Bonney Lake decides to move Eastown lift station to get the project moving

The city of Bonney Lake is moving ahead on Plan B for the Eastown lift station after owners of the original site failed to respond to the city by the June 14 deadline set by the mayor.

The city of Bonney Lake is moving ahead on Plan B for the Eastown lift station after owners of the original site failed to respond to the city by the June 14 deadline set by the mayor.

The change will allow the city to move forward on installation of a sewer line, which in turn will allow development to go forward along the stretch of state Route 410 between 214th and 234th avenues.

“We cannot continue to wait and wait for a private development to get things done,” Mayor Neil Johnson said in a phone interview. “The more we wait the more this thing is going to cost us.”

Originally planned for a site on the proposed Compass Pointe development, the lift station is now slated for placement on land owned by former city councilman David Bowen.

Several years ago Compass Pointe agreed to house the lift station, but the city was having trouble getting easements from the property owner.
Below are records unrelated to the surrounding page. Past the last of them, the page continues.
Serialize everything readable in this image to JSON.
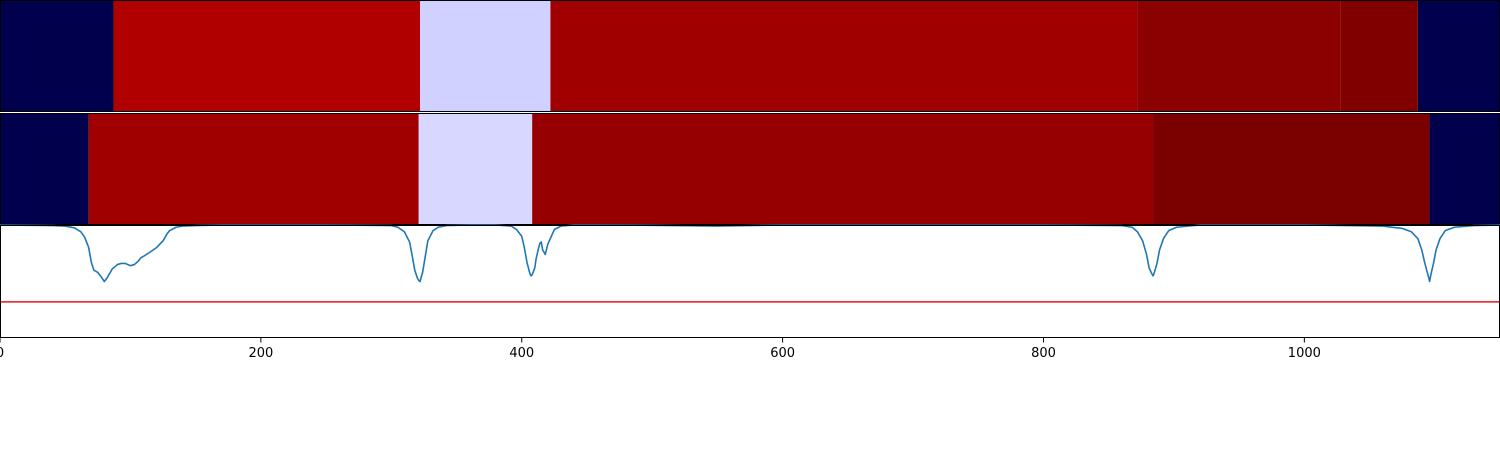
{
  "chart_data": {
    "type": "heatmap",
    "panels": [
      {
        "name": "segment-strip-1",
        "segments": [
          {
            "start": 0,
            "end": 87,
            "color": "#00004c"
          },
          {
            "start": 87,
            "end": 322,
            "color": "#b00000"
          },
          {
            "start": 322,
            "end": 422,
            "color": "#d1d1ff"
          },
          {
            "start": 422,
            "end": 872,
            "color": "#a10000"
          },
          {
            "start": 872,
            "end": 1028,
            "color": "#8b0000"
          },
          {
            "start": 1028,
            "end": 1087,
            "color": "#800000"
          },
          {
            "start": 1087,
            "end": 1150,
            "color": "#00004c"
          }
        ]
      },
      {
        "name": "segment-strip-2",
        "segments": [
          {
            "start": 0,
            "end": 68,
            "color": "#00004c"
          },
          {
            "start": 68,
            "end": 321,
            "color": "#a10000"
          },
          {
            "start": 321,
            "end": 408,
            "color": "#d7d7ff"
          },
          {
            "start": 408,
            "end": 884,
            "color": "#960000"
          },
          {
            "start": 884,
            "end": 1096,
            "color": "#7b0000"
          },
          {
            "start": 1096,
            "end": 1150,
            "color": "#00004c"
          }
        ]
      }
    ],
    "signal": {
      "color": "#1f77b4",
      "ylim": [
        0,
        1
      ],
      "x": [
        0,
        40,
        50,
        57,
        62,
        65,
        68,
        70,
        72,
        75,
        77,
        80,
        82,
        84,
        86,
        88,
        90,
        93,
        96,
        100,
        103,
        106,
        108,
        111,
        115,
        120,
        125,
        128,
        130,
        135,
        140,
        150,
        170,
        200,
        250,
        300,
        305,
        310,
        314,
        316,
        318,
        320,
        321,
        322,
        324,
        326,
        328,
        332,
        336,
        342,
        360,
        380,
        392,
        396,
        400,
        402,
        404,
        406,
        407,
        408,
        410,
        411,
        413,
        414,
        415,
        416,
        418,
        420,
        425,
        430,
        440,
        460,
        500,
        550,
        600,
        700,
        800,
        860,
        868,
        872,
        876,
        879,
        881,
        883,
        884,
        885,
        887,
        889,
        892,
        896,
        902,
        920,
        1000,
        1060,
        1075,
        1082,
        1087,
        1090,
        1092,
        1094,
        1095,
        1096,
        1097,
        1099,
        1101,
        1104,
        1108,
        1115,
        1130,
        1150
      ],
      "y": [
        1,
        0.995,
        0.99,
        0.975,
        0.94,
        0.89,
        0.8,
        0.67,
        0.6,
        0.58,
        0.55,
        0.5,
        0.53,
        0.57,
        0.61,
        0.63,
        0.65,
        0.66,
        0.66,
        0.64,
        0.65,
        0.68,
        0.71,
        0.73,
        0.76,
        0.8,
        0.86,
        0.92,
        0.95,
        0.98,
        0.99,
        0.995,
        1,
        1,
        1,
        0.995,
        0.98,
        0.94,
        0.85,
        0.73,
        0.6,
        0.53,
        0.51,
        0.5,
        0.58,
        0.72,
        0.86,
        0.95,
        0.98,
        0.995,
        1,
        1,
        0.99,
        0.96,
        0.9,
        0.8,
        0.67,
        0.58,
        0.55,
        0.56,
        0.62,
        0.7,
        0.8,
        0.84,
        0.85,
        0.78,
        0.74,
        0.83,
        0.96,
        0.99,
        1,
        1,
        0.997,
        0.99,
        1,
        1,
        1,
        0.995,
        0.98,
        0.94,
        0.86,
        0.74,
        0.62,
        0.57,
        0.55,
        0.58,
        0.66,
        0.78,
        0.88,
        0.95,
        0.98,
        1,
        1,
        0.99,
        0.97,
        0.94,
        0.88,
        0.78,
        0.68,
        0.59,
        0.55,
        0.5,
        0.56,
        0.66,
        0.78,
        0.88,
        0.95,
        0.98,
        0.995,
        1
      ]
    },
    "threshold": {
      "value": 0.32,
      "color": "#e3171c"
    },
    "xlim": [
      0,
      1150
    ],
    "xticks": [
      0,
      200,
      400,
      600,
      800,
      1000
    ],
    "xlabel": "",
    "ylabel": "",
    "title": ""
  }
}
With the bidding climate tilting in the city’s favor, Johnson said it was a matter of timing and the city could no longer wait for private development to begin its work because it was holding up other projects.

Johnson said the city was first approached about changing the site in 2004.
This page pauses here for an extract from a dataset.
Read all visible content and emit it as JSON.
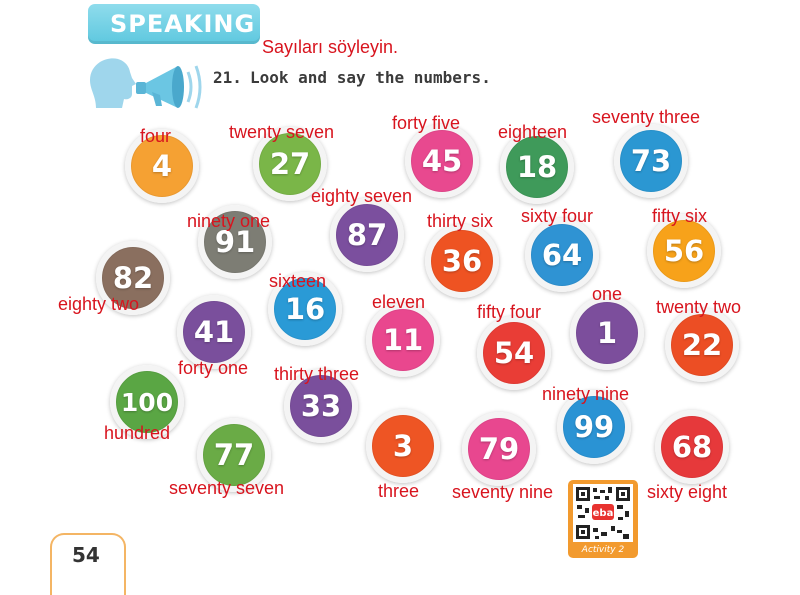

“Over the past four, five, six years, nothing has happened,” Johnson said, adding that the city will no longer be “held hostage” by a single developer.

Under the alternate plan, the lift station moves from a spot just south of 96th street along the proposed new 225th Avenue to a site along a proposed frontage road located approximately halfway between SR410 and 96th Street, a few hundred feet west of the planned 226th Avenue.
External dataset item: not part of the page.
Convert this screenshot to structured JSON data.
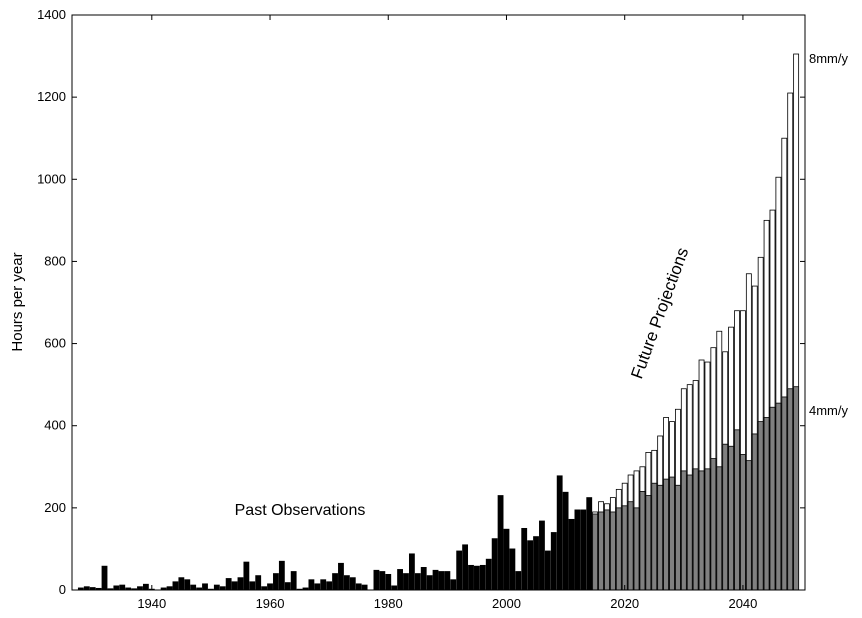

Johnson said the city was looking at a decommissioned stormwater pond as a location, though the final site has not yet been selected.

Once the design work is done, the plan is for the city to create a Utility Local Improvement District in which the city would front the money for the sewer upgrades and users would pay their share as part of a latecomer agreement as their developments are approved.

According to Johnson and Public Works Director Dan Grigsby, the project could go out for bid by early next year with construction completed by the end of 2011.

That would open up Eastown fully for development.

“Theoretically we could have things being built next year,” Johnson said.